Editor's Note

Oct. 10, 2013
The popular joke that (mature) family members play with each other after dining on Chinese food is to add "in between the sheets" to the end of the inscription inside the fortune cookie.

by Mark Hartley

The popular joke that (mature) family members play with each other after dining on Chinese food is to add "in between the sheets" to the end of the inscription inside the fortune cookie.

I'm guilty of the same thing today, and I didn't even get a cookie. Recently, we had a discussion about an anomaly on our website (DentistryIQ.com) earlier this year. A fact sheet on calculus had been posted on the website, and Google went ballistic. The bowl of porridge was not too hot or too cold; it was just right. Thousands of people clicked on this fact sheet about dental calculus, and it can be hoped that dental health slightly improved nationally for approximately 24 hours or so.

I could give you the web address here so you can join the thousands of other people who viewed it.
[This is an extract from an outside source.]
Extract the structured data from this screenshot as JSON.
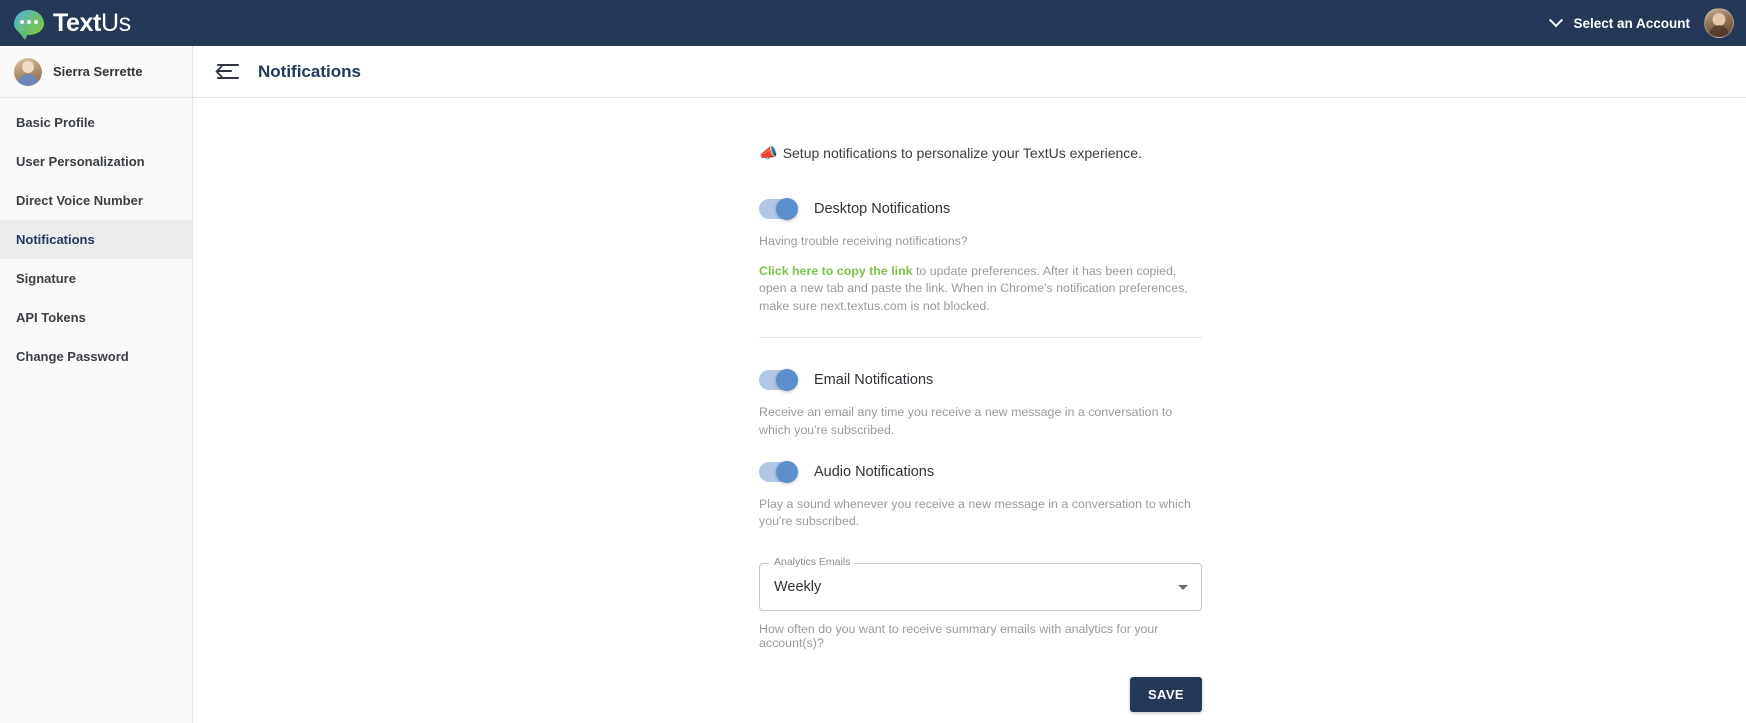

But it was a fluke. You learned this information on the first day of dental hygiene school. The clicks were just one of those crazy moments in modern technology.

Naturally, though, most people would like to have a crazy moment that goes viral, as long as they're not the idiot caught in an unflattering moment by a smartphone camera. The discussion about the calculus moment led to the pause that occurs right before the why-can't-we-have-another-crazy-moment idea popped up.

I quipped that our headlines have often led to crazy Internet moments by using the titles of famous books, interjecting, "The Lord of the Calculus; The Calculus Code; The Catcher in the Calculus; Anne of Green Calculus; Charlotte's Calculus; and To Kill a Calculus" have been hit headlines on DentistryIQ in recent years.

After the meeting, Ted Anibal was my next stop. A former colleague, Ted is a devoted wordsmith who makes me laugh with his correspondence. I asked him which movie or book titles would benefit from the insertion of "calculus." His recommendations were:

  • The Good, the Bad and the Calculus
  • Everything You Always Wanted to Know About Calculus (But Were Afraid to Ask)
  • Divine Secrets of the Ya-Ya Calculus
  • Pirates of the Caribbean: The Curse of the Black Calculus

Kirsten Brancheau, RDH, who reviews most RDH manuscripts, chimed in with:

  • Gone With the Calculus
  • Citizen Calculus
  • Monty Python and the Holy Calculus

I salute Mr. Anibal and Mrs. Brancheau, and hope they get great fortune cookies to read in between the sheets (separate sheets, of course). Anne Guignon borrowed from Dickens last year to name a column "A Tale of Two Hygienists." Her salute to Dickens was to illustrate the different types of occupational injuries that hygienists suffer.

What kind of tale would a bard write about the village of dental hygiene? As time goes by, the number of different occupations within the community increases.

Do you ever wonder what type of hygienist someone is? It used to be that a hygienist would fit the mold of Dr. Alfred Fones' vision. The memory of Dr. Fones, of course, has been toasted repeatedly during celebrations of this 100th year of dental hygiene. Nowadays, though, someone who legally maintains licensure may not have treated a patient in months, if not years. I find myself briefly pausing. What type of hygienist is she/he? How did we get here?

Molds, of course, are made to be broken. The very first engineer or lawyer would probably be shocked to discover how many types of engineers or lawyers there are today.

As an example, I have had the privilege of meeting many talented "corporate hygienists." Most of them very capably assist their employers in promoting good oral health in conjunction with the marketing of products produced.

But there's the other kind too.

"Hi, I am Becky, RDH. We met at the state hygiene meeting several years ago. Let me show you some wonderful things about some products my company has introduced this year. You'll want to order these for your office."

Did Fones envision this type of conversation between hygienists? I'm not knocking hygienists who find a niche in retail sales. But isn't this one of several "career paths" that might leave Dr. Fones pondering, if he resurfaced for a ghostly visit, "I wonder what type of hygienist she is?" Would it be too confusing for him, or would he be elated?

Did the first 100 years turn out to be an anomaly?